The Pound US Dollar exchange rate traded in a wide range last week, in response to fluctuating market risk appetite.
What’s Been Happening: US Dollar Trades Erratically amidst Mixed Market Sentiment
The US Dollar initially opened last week’s session on strong footing, attracting support amidst a bearish market mood and a pick-up in US Treasury yields.
These gains were then reinforced by some hawkish comments from the Federal Reserve’s James Bullard.
However, the US Dollar failed to sustained these gains through the latter half of the week, as a notable improvement in market risk appetite, sapped demand for the safe-haven currency.
Sterling sentiment then began to improve in mid-week trade, in the wake of comments from Bank of England (BoE) Governor Andrew Bailey, as he suggested the ‘minimum conditions’ have been met for the BoE to start raising interest rates.
But the Pound was unable to close the week at its best levels, after the UK’s latest GDP figures revealed the economy all but stalled in July.

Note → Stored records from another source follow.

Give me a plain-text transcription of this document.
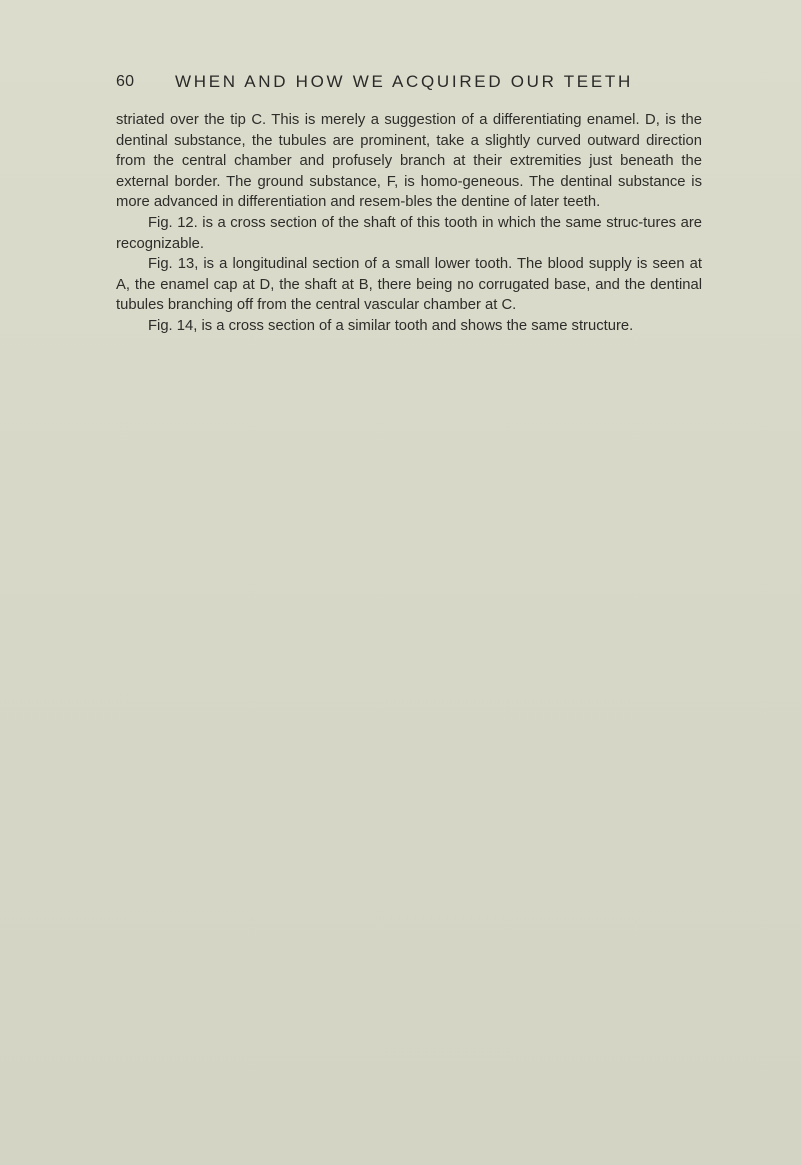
60 WHEN AND HOW WE ACQUIRED OUR TEETH

striated over the tip C. This is merely a suggestion of a differentiating enamel. D, is the dentinal substance, the tubules are prominent, take a slightly curved outward direction from the central chamber and profusely branch at their extremities just beneath the external border. The ground substance, F, is homo-geneous. The dentinal substance is more advanced in differentiation and resem-bles the dentine of later teeth.

Fig. 12. is a cross section of the shaft of this tooth in which the same struc-tures are recognizable.

Fig. 13, is a longitudinal section of a small lower tooth. The blood supply is seen at A, the enamel cap at D, the shaft at B, there being no corrugated base, and the dentinal tubules branching off from the central vascular chamber at C.

Fig. 14, is a cross section of a similar tooth and shows the same structure.
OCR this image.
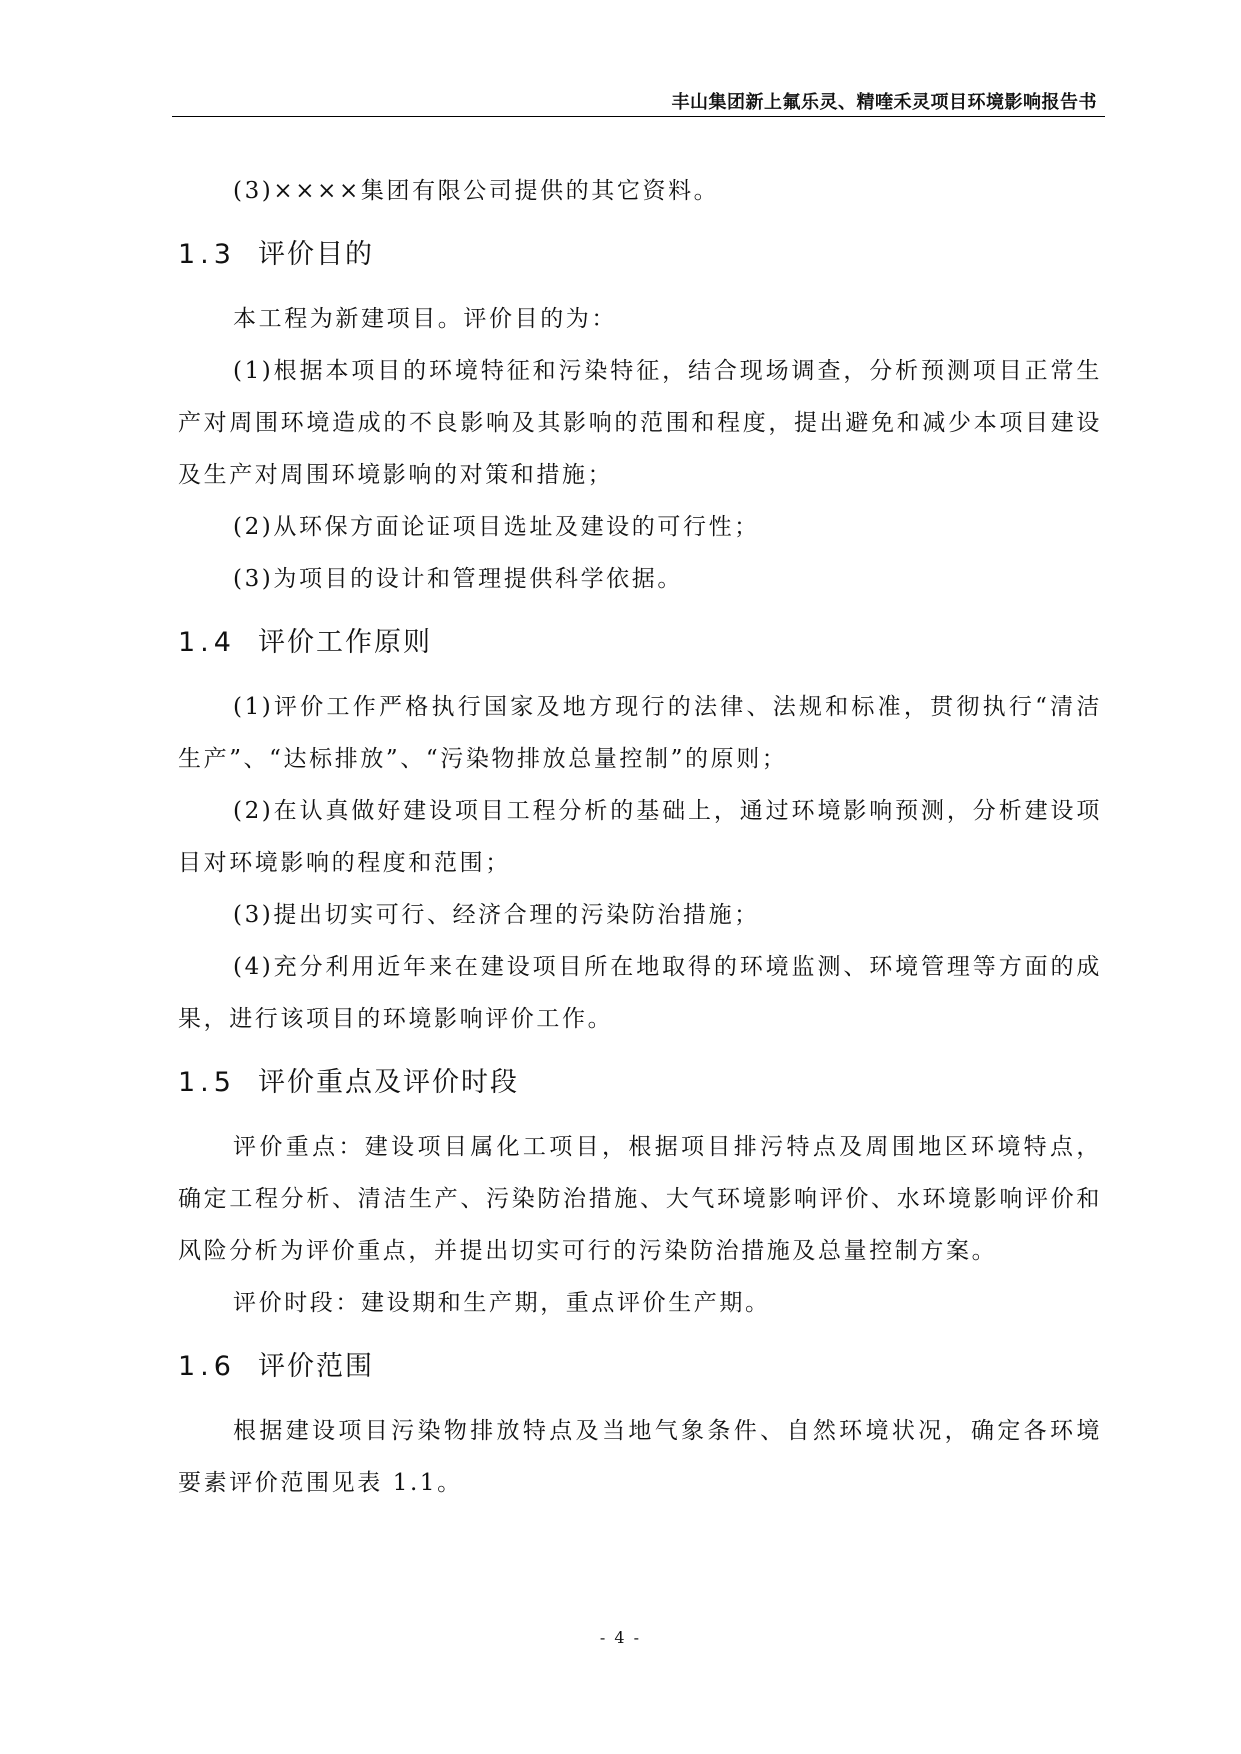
丰山集团新上氟乐灵、精喹禾灵项目环境影响报告书

(3)××××集团有限公司提供的其它资料。

1.3 评价目的

本工程为新建项目。评价目的为：

(1)根据本项目的环境特征和污染特征，结合现场调查，分析预测项目正常生产对周围环境造成的不良影响及其影响的范围和程度，提出避免和减少本项目建设及生产对周围环境影响的对策和措施；

(2)从环保方面论证项目选址及建设的可行性；

(3)为项目的设计和管理提供科学依据。

1.4 评价工作原则

(1)评价工作严格执行国家及地方现行的法律、法规和标准，贯彻执行“清洁生产”、“达标排放”、“污染物排放总量控制”的原则；

(2)在认真做好建设项目工程分析的基础上，通过环境影响预测，分析建设项目对环境影响的程度和范围；

(3)提出切实可行、经济合理的污染防治措施；

(4)充分利用近年来在建设项目所在地取得的环境监测、环境管理等方面的成果，进行该项目的环境影响评价工作。

1.5 评价重点及评价时段

评价重点：建设项目属化工项目，根据项目排污特点及周围地区环境特点，确定工程分析、清洁生产、污染防治措施、大气环境影响评价、水环境影响评价和风险分析为评价重点，并提出切实可行的污染防治措施及总量控制方案。

评价时段：建设期和生产期，重点评价生产期。

1.6 评价范围

根据建设项目污染物排放特点及当地气象条件、自然环境状况，确定各环境要素评价范围见表 1.1。

- 4 -
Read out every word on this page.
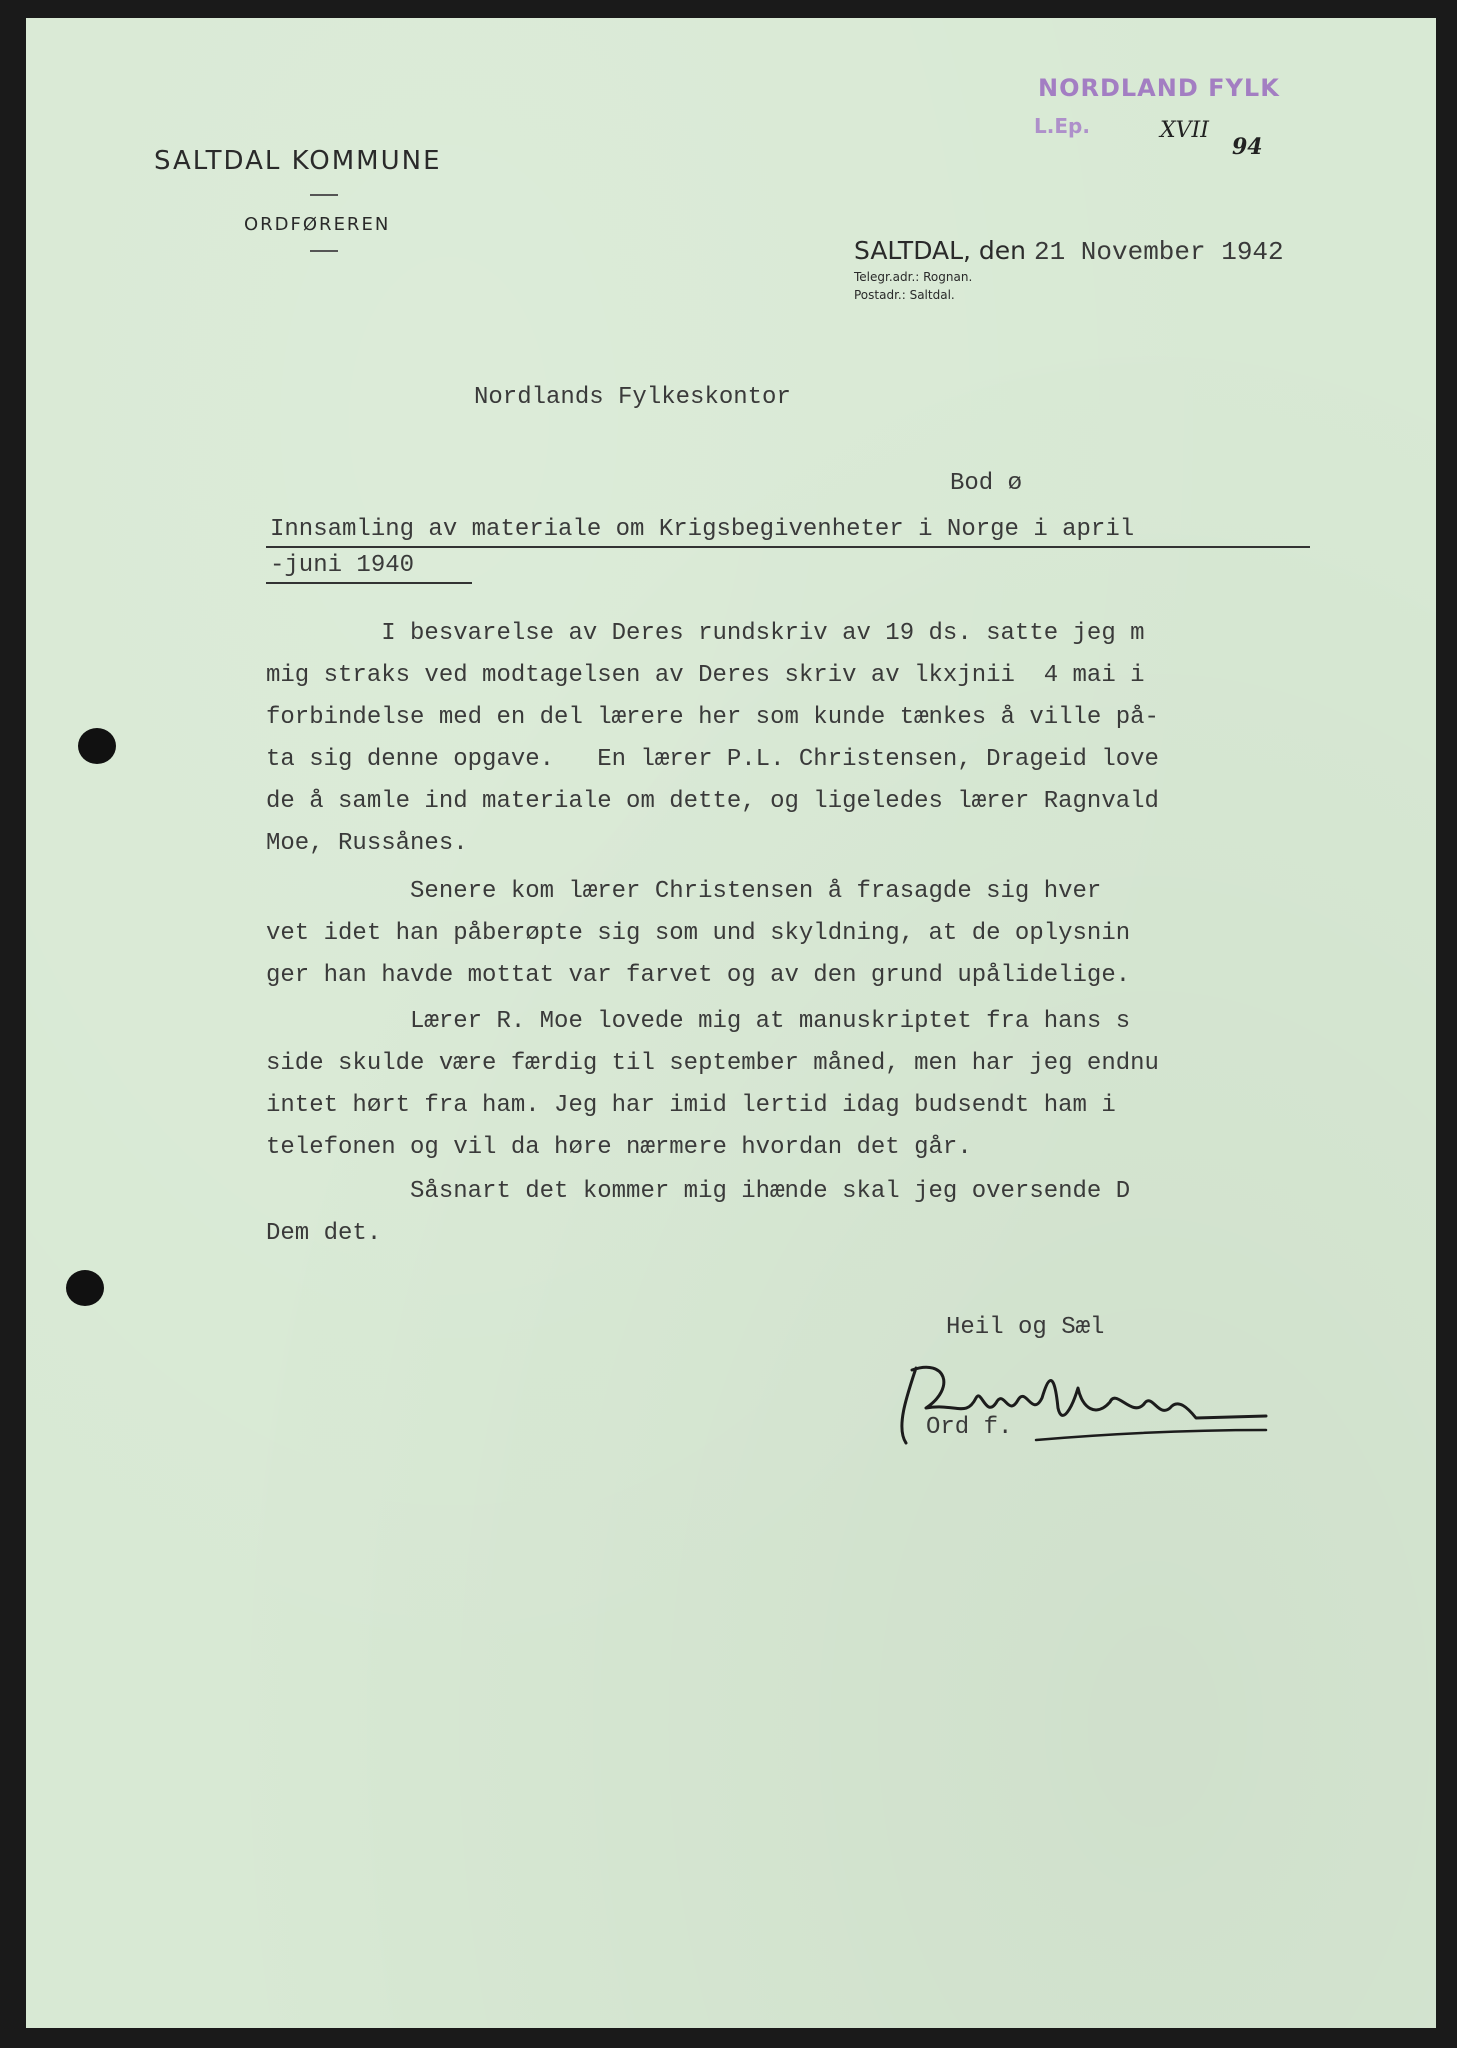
SALTDAL KOMMUNE
ORDFØREREN
SALTDAL, den 21 November 1942
Telegr.adr.: Rognan.
Postadr.: Saltdal.
NORDLAND FYLK
L.Ep.	XVII
94
Nordlands Fylkeskontor
Bod ø
Innsamling av materiale om Krigsbegivenheter i Norge i april
-juni 1940
I besvarelse av Deres rundskriv av 19 ds. satte jeg m
mig straks ved modtagelsen av Deres skriv av lkxjnii  4 mai i
forbindelse med en del lærere her som kunde tænkes å ville på-
ta sig denne opgave.   En lærer P.L. Christensen, Drageid love
de å samle ind materiale om dette, og ligeledes lærer Ragnvald
Moe, Russånes.
Senere kom lærer Christensen å frasagde sig hver
vet idet han påberøpte sig som und skyldning, at de oplysnin
ger han havde mottat var farvet og av den grund upålidelige.
Lærer R. Moe lovede mig at manuskriptet fra hans s
side skulde være færdig til september måned, men har jeg endnu
intet hørt fra ham. Jeg har imid lertid idag budsendt ham i
telefonen og vil da høre nærmere hvordan det går.
Såsnart det kommer mig ihænde skal jeg oversende D
Dem det.
Heil og Sæl
Ord f.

Three Things to Watch Out for This Week
- US CPI Release
A key focus this week will be the latest US consumer price index. It’s release on Tuesday could see the US Dollar weaken as economists forecast inflation will have slowed last month, after peaking in July.
- UK CPI Release
In contrast, the publication of the UK’s own CPI figures could help bolster the Pound this week as domestic inflation is expected to have shot higher in August.
- UK Jobs Report
Also likely to influence Sterling sentiment this week will be UK’s latest jobs report. Will a fall in unemployment at the start of the third quarter reflect positively on GBP exchange rates?
Pound US Dollar Forecast
In addition to a wealth of economic data, movement in the Pound US Dollar exchange rate is also likely to continue to be driven by market sentiment this week, with the pairing potentially facing some resistance if the mood sours.